Time alone. I’m sorry, what?
Things that didn’t matter at all will suddenly be very important. Growth charts and percentiles. First everything. First smile, laugh, word, steps, peepee in the toilet. Yes, if you find yourself clapping over someone else’s ability to poop in the commode you have entered that place. If you share it excitedly with other people then you most definitely are there.
When you do get there or as you find yourself there right this minute you will soon or perhaps have already discovered that it is almost like being reborn, meaning the old self, the way you used to be is no more. It has to make room for the new. If it does not agree to this parental metamorphosis then you will likely suffer a mental breakdown. Either that, or you will find yourself in misery on a daily basis.
If you enjoy a clean house then you will be in for disappointment. Your house will never be completely clean when children reside there. It can be picked-up. It can be straightened-up. It can be to the point that no one will die in an avalanche. But that’s about as good as it will get. No more than that. If you do manage to rid the home of children long enough to thoroughly clean the premises I must tell you, it will be for naught. When they return your unrealistic facade of cleanliness will crumble. I am sorry.
If you used to enjoy large projects that took more than a day’s worth of your time to complete than I must break it to you that this can be no more. Not while they are small at least. You will not be able to take your eyes off of them for a minute. Seriously. You might want to get frustrated when you forget this fact and try to do something, anything productive. You will want to pull your hair out and scream when you look up and see wet, dirty, naked bohemians in place of your sweet children who are normally content to sit in one place and play with a toy. They are content until you start something. Then they become adventurous. Or hungry. Or sleepy. Or whatever.
It’s okay to get frustrated and desire for a moment the life of freedom to shop, garden, read, or even poop in solitude that you once held. It’s ok. Scream a little on the inside (or outside). Then go collect the toddler out of the tree and admit defeat of your personal project.
Now this part is very important. It is almost the most difficult to accept for many. There might be a term you used to describe your passions, pursuits, or fruits of your labor in the past. That word was “perfect.” That word is a four letter word in parenting. In fact, you must pretend that it no longer exists. If it helps you, imagine that “perfect” is an old college friend who passed away. You will not see them again on this side of existence. Accept that fact and move on.
Any imagined perfectionism associated with parenting prior to entering the fold is ill-advised to strive for as a reality. It’s unobtainable and efforts to succeed in this false state are fruitless. And terribly disappointing.

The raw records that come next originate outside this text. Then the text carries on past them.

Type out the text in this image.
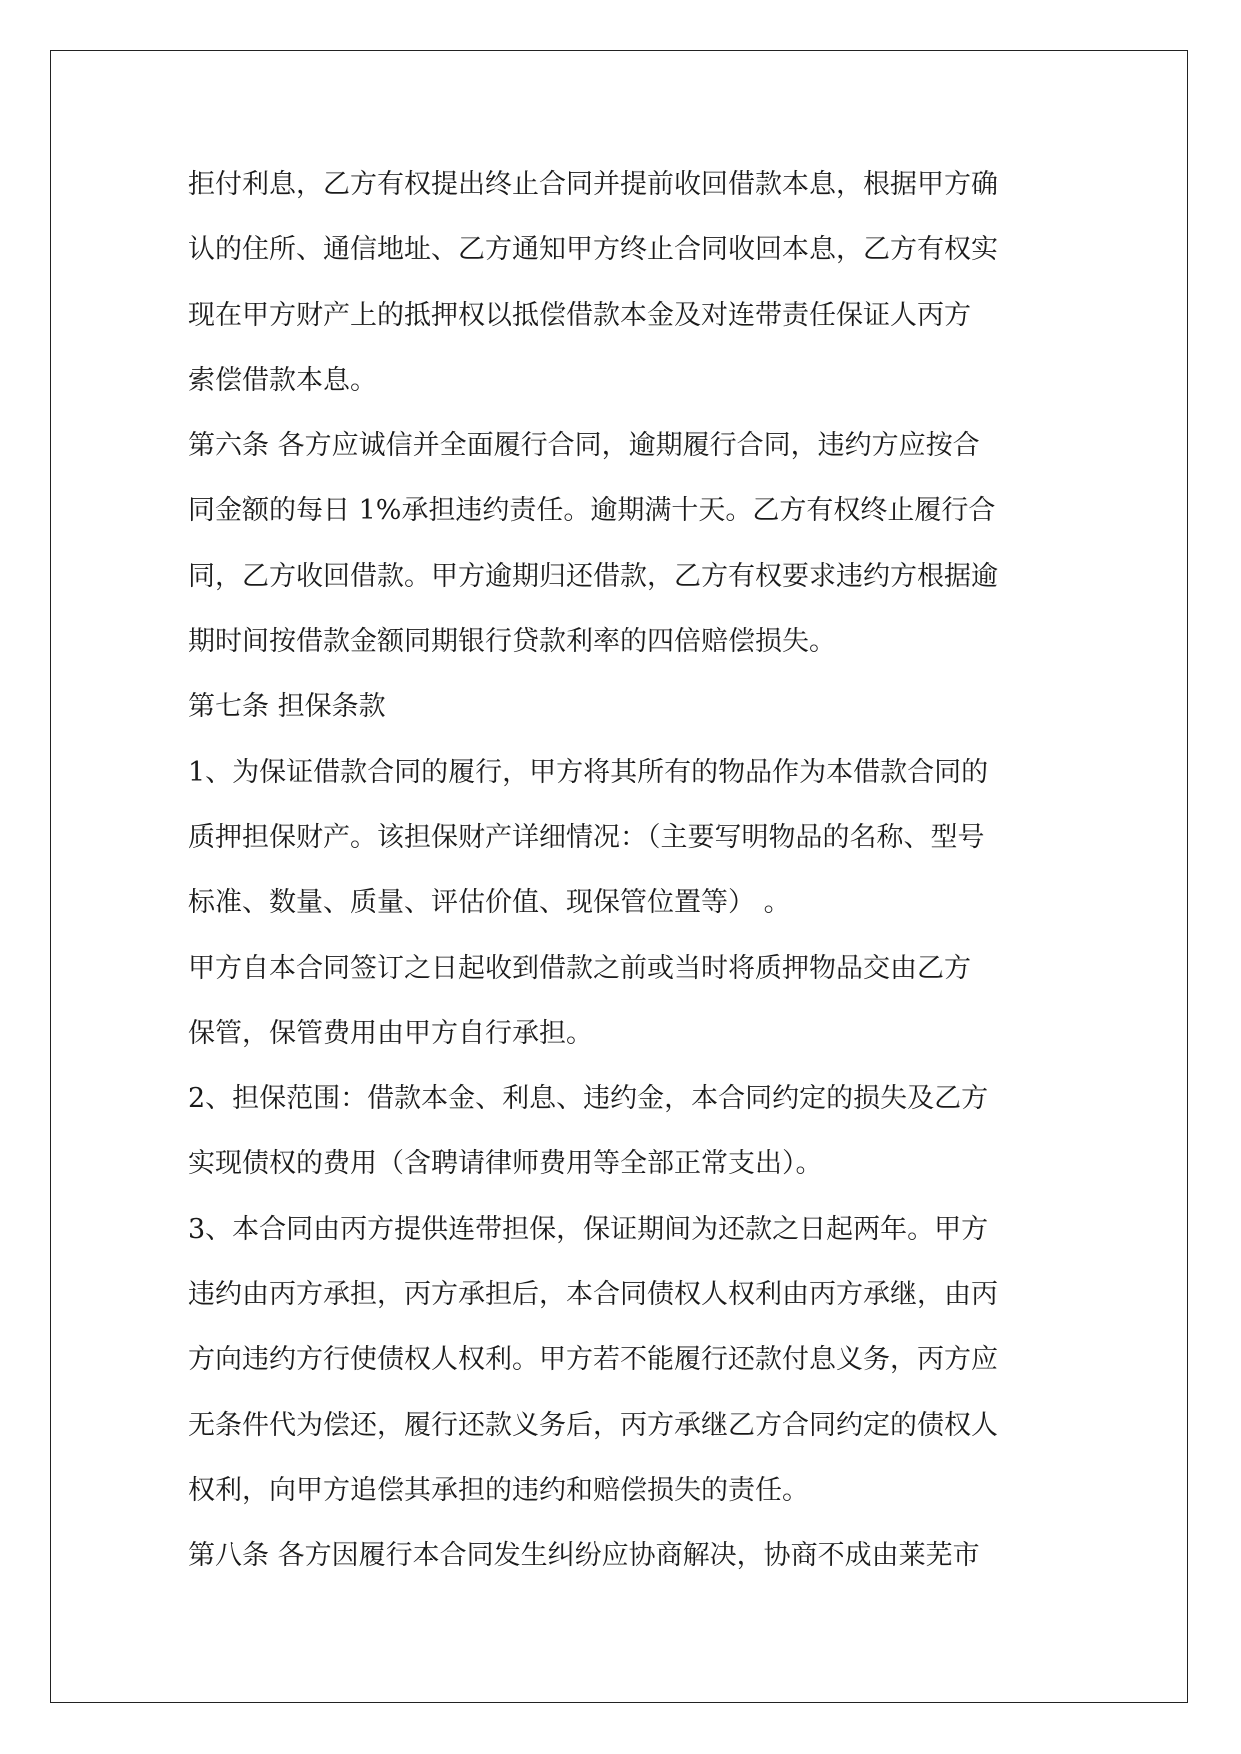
拒付利息，乙方有权提出终止合同并提前收回借款本息，根据甲方确
认的住所、通信地址、乙方通知甲方终止合同收回本息，乙方有权实
现在甲方财产上的抵押权以抵偿借款本金及对连带责任保证人丙方
索偿借款本息。
第六条 各方应诚信并全面履行合同，逾期履行合同，违约方应按合
同金额的每日 1%承担违约责任。逾期满十天。乙方有权终止履行合
同，乙方收回借款。甲方逾期归还借款，乙方有权要求违约方根据逾
期时间按借款金额同期银行贷款利率的四倍赔偿损失。
第七条 担保条款
1、为保证借款合同的履行，甲方将其所有的物品作为本借款合同的
质押担保财产。该担保财产详细情况：（主要写明物品的名称、型号
标准、数量、质量、评估价值、现保管位置等） 。
甲方自本合同签订之日起收到借款之前或当时将质押物品交由乙方
保管，保管费用由甲方自行承担。
2、担保范围：借款本金、利息、违约金，本合同约定的损失及乙方
实现债权的费用（含聘请律师费用等全部正常支出）。
3、本合同由丙方提供连带担保，保证期间为还款之日起两年。甲方
违约由丙方承担，丙方承担后，本合同债权人权利由丙方承继，由丙
方向违约方行使债权人权利。甲方若不能履行还款付息义务，丙方应
无条件代为偿还，履行还款义务后，丙方承继乙方合同约定的债权人
权利，向甲方追偿其承担的违约和赔偿损失的责任。
第八条 各方因履行本合同发生纠纷应协商解决，协商不成由莱芜市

No task will be as imagined. Not as easy or as moldable to your ideal. Whether it’s teaching ABCs, potty training, or decorating the most adorable little girl’s room Pinterest has ever seen it will never turn out as planned. Why? We plan it in our heads a little too close to perfect. Perfect is dead, remember?
It’s okay. Grieve for your old pal, then move on. You’ll be a lot happier when you do. Because as you settle back and let the current of chaos take you for a ride something very strange will happen. You’ll take a look around at your beautiful, crazy life and realize that it’s about as close to perfect as you could have ever hoped for or imagined. Every perfectly imperfect moment will be counted as joy in the grand scheme of life with kids. They say one day we’ll miss it, and I’m quite certain this is true.